Operation Culverin was a planned operation in World War II, in which Allied troops would recapture the northern tip of Sumatra (the present day province of Aceh) from the Japanese. "Culverin" was a code name for "Operations against northern Sumatra / Malaya" and "First Culverin" (originally "Junior Culverin") was "Operations against northern Sumatra" alone.[1] It was never carried out. Lack of resources prevented it being mounted as originally planned, and other events later made it unnecessary.
The idea was first put forward by Winston Churchill at the Quebec Conference on August 20, 1943, for an operation in May and June 1944.[2] He was dissatisfied by the existing scope of Allied plans for the South East Asian Theatre for 1943 and 1944. In his vision, by seizing northern Sumatra, "we should be striking and seizing a point of our own against which the Japanese would have to beat themselves if they wished to avoid the severe drain which would be imposed on their shipping by our air action from Sumatra".
No detailed staff study of the operation had been made yet, and the Combined Chiefs of Staff were opposed. The British Chiefs of Staff said a whole front could not be supplied from the air,[2] but an attack on northern Sumatra or Malaya leading to the capture of Singapore might be carried out in spring 1945.[3] The matter was allowed to lapse.
It was revived in February 1944, when a delegation from Admiral Mountbatten, the Supreme Commander of the South East Asia Command, reported to the Defence Committee in London. Mountbatten proposed amphibious operations in cooperation with the American South West Pacific Area. "Culverin" would be a necessary first part of the plan. However, Mountbatten and the British Chiefs of Staff saw three objections to "Culverin" (or "Vanguard", a plan to capture Rangoon from the sea): "Culverin" might not have the effect that Churchill hoped since the Japanese in Burma could not be bypassed and would still be a threat. The CIGS said that only "Vanguard" could kill "Champion" (a plan to advance into central Burma from the north). "Vanguard" was a complement to preliminary operations further north. Also, a decision had to be made by 1 September.[4]
The American Joint Chiefs of Staff did not favour "Culverin", partly because Mountbatten's Deputy Supreme Commander, the American General Joseph Stilwell, had sent a separate mission to Washington, DC, to represent his own differing views to the Joint Chiefs of Staff.
In the event, most of the Imperial Japanese Navy's battleships and cruisers were transferred to Singapore at about the same time. As amphibious operations depended on local naval superiority, "Culverin" had to be abandoned.

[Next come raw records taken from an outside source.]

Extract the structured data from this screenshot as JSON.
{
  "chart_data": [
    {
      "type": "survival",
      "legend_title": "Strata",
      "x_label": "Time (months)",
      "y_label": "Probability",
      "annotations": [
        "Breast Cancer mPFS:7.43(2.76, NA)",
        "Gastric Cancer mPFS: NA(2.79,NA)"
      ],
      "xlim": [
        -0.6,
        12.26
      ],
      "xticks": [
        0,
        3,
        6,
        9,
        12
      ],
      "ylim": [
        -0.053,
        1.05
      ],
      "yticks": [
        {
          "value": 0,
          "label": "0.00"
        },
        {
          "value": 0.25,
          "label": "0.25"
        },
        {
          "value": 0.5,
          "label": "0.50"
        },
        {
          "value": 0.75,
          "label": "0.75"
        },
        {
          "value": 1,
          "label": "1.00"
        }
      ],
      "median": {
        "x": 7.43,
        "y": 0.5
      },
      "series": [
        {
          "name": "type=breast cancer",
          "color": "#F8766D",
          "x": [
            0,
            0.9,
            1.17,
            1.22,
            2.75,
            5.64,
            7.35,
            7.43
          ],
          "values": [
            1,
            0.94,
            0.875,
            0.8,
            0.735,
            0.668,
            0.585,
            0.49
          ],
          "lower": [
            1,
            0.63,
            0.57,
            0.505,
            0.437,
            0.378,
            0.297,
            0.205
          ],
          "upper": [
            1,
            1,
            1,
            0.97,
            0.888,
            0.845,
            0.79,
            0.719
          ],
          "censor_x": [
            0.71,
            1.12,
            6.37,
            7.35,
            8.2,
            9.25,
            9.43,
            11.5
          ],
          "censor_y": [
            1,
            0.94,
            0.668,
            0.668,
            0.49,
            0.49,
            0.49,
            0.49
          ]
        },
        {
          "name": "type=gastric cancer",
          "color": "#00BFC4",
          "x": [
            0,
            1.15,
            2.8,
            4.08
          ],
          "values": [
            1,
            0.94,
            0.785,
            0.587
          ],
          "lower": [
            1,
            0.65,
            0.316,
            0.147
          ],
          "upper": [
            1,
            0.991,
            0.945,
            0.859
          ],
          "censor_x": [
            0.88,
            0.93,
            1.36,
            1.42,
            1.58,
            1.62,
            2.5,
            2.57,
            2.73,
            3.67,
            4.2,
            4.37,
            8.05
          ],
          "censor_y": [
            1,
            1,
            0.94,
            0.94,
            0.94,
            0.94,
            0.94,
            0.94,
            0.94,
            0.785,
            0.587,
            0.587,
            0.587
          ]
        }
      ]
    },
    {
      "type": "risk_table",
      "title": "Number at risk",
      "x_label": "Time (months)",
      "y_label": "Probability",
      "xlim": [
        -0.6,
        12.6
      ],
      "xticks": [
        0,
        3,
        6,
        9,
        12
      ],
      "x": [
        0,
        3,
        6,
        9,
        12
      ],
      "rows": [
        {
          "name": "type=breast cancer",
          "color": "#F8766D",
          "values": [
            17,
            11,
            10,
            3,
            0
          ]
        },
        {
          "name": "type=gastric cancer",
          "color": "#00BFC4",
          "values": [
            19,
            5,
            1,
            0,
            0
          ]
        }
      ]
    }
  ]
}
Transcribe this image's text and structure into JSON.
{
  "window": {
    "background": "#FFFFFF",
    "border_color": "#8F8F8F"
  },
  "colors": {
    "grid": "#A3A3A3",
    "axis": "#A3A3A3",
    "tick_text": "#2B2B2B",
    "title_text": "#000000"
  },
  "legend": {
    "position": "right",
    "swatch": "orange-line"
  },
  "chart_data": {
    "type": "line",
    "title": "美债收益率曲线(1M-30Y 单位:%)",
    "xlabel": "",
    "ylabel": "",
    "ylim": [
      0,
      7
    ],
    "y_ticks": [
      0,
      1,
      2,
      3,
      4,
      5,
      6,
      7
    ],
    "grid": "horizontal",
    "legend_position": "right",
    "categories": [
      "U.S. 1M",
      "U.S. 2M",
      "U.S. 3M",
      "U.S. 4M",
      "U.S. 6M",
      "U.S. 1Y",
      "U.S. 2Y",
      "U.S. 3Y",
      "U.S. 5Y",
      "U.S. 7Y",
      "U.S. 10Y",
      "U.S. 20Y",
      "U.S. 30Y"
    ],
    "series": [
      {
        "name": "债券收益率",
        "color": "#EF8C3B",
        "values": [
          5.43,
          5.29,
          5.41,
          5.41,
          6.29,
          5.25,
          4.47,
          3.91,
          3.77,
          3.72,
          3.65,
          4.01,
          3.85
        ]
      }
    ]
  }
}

The Royal Navy could not reinforce its fleet in the Indian Ocean with sufficient strength to face the Japanese main battle fleet, and the US Navy was committed to operations in the Central Pacific and South West Pacific and unwilling to divert their fleets from the Pacific.
The South East Asia Command was far more cautious in its estimates for resources required for successful amphibious operations than Churchill. For the much less ambitious Operation Buccaneer, the proposed capture of the Andaman Islands, they proposed a land force of 50,000 men, but Churchill had assumed that only a single division (14,000 men) would be necessary. Also, since no land-based air support would be available until a very large beachhead had been secured, Mountbatten demanded the use of almost every aircraft carrier possessed by the Royal Navy, which would have had adverse effects on other operations.
In mid-1945, the matter was finally dropped. The Japanese fleet had been destroyed or immobilised, but the preferred plan was Operation Zipper, a landing on the coast of Malaya. The final major landing in the area was the May 1945 assault on Rangoon, Operation Dracula.
References
- ↑ Ehrman 1956, pp. 150, 537.
- 1 2 Ehrman 1956, p. 151.
- ↑ Ehrman 1956, p. 160.
- ↑ Ehrman 1956, pp. 493–497.
Sources
- Closing the Ring, Vol. 5 of Winston Churchill's memoirs of World War II.
- Jon Latimer, Burma: The Forgotten War, London: John Murray, 2004 ISBN 0-7195-6576-6
- Alanbrooke, Field Marshal Lord (2001). War Diaries 1939–1945. Phoenix Press. ISBN 1-84212-526-5.
- Ehrman, John (1956). Grand Strategy Volume V; August 1943 – September 1944. London: Her Majesty’s Stationery Office.